Building steady in an uncertain world
The world feels unusually unsettled right now — economically, politically. I don’t think the answer is to freeze. I think it’s to build things that hold.
It’s hard to look around right now and not feel the ground shifting. The economy sends mixed signals from one month to the next; politics, in a lot of places, feels louder and less settled than it did a few years ago; and on top of it all sits a technology changing fast enough to unsettle people on its own. I’m not going to pretend to have a tidy take on any of that, and I’m wary of anyone who does.
But I’ve noticed the uncertainty tends to push people toward one of two unhelpful places. One is paralysis — wait until it’s clearer. The other is a kind of frantic urgency — do everything now, before the window closes. I don’t trust either. The clarity rarely comes, and the panic rarely builds anything that lasts.
Build the things that hold
The temperament I keep coming back to is steadiness. When you can’t predict the weather, you build things that hold up in more kinds of weather. In practice that’s unglamorous: systems with clear boundaries, work you can explain and stand behind, technology that treats people as something other than a metric to be optimised. Durable things tend to share a quality — they don’t depend on everything going right.
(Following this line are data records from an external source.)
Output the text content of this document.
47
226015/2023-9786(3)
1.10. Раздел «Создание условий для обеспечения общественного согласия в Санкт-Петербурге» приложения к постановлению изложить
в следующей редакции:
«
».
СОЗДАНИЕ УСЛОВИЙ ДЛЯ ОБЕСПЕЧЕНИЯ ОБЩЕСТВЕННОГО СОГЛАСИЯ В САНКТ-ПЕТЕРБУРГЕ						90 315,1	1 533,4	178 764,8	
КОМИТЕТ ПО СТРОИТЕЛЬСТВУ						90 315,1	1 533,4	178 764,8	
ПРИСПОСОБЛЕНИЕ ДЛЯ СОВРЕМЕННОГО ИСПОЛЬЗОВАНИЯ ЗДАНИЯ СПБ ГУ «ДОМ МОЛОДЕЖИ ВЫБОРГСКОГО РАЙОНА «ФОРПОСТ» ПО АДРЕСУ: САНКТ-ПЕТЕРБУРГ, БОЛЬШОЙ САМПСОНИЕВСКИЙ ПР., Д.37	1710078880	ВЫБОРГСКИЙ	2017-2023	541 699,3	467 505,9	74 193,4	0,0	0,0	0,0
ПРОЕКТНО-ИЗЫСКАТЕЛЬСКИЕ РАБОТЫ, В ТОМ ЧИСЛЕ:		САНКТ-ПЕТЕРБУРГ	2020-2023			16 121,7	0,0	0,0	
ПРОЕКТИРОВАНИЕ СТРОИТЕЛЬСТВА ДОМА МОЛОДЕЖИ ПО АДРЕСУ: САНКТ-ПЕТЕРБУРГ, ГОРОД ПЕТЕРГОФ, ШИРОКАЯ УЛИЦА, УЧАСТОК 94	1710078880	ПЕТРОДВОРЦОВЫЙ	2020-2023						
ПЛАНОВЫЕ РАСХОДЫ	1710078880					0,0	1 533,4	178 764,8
That’s as true for the small choices as the large ones. Build something a person can understand. Leave a way to undo it. Don’t make a system anyone has to take on faith. None of that requires knowing how the next year goes.
When you can’t predict the weather, build for more kinds of weather.
Optimism as a discipline
I’m a realist by default — I’ve spent too long around systems that fail to be anything else. But I’ve decided to be an optimist on purpose, which is a different thing from being naïve. Most people, given decent tools and a little trust, do good work and treat each other well. Most problems yield to patience and clear thinking. The future is genuinely unwritten, and a fair amount of it gets written by the people who keep calmly building while everyone else is busy reacting.
So I try not to let the noise set the pace. The world will do what it does. The most useful thing I can offer it is to keep making things that are honest, careful, and built to last — and to trust that steadiness, in an unsteady time, is its own quiet form of hope.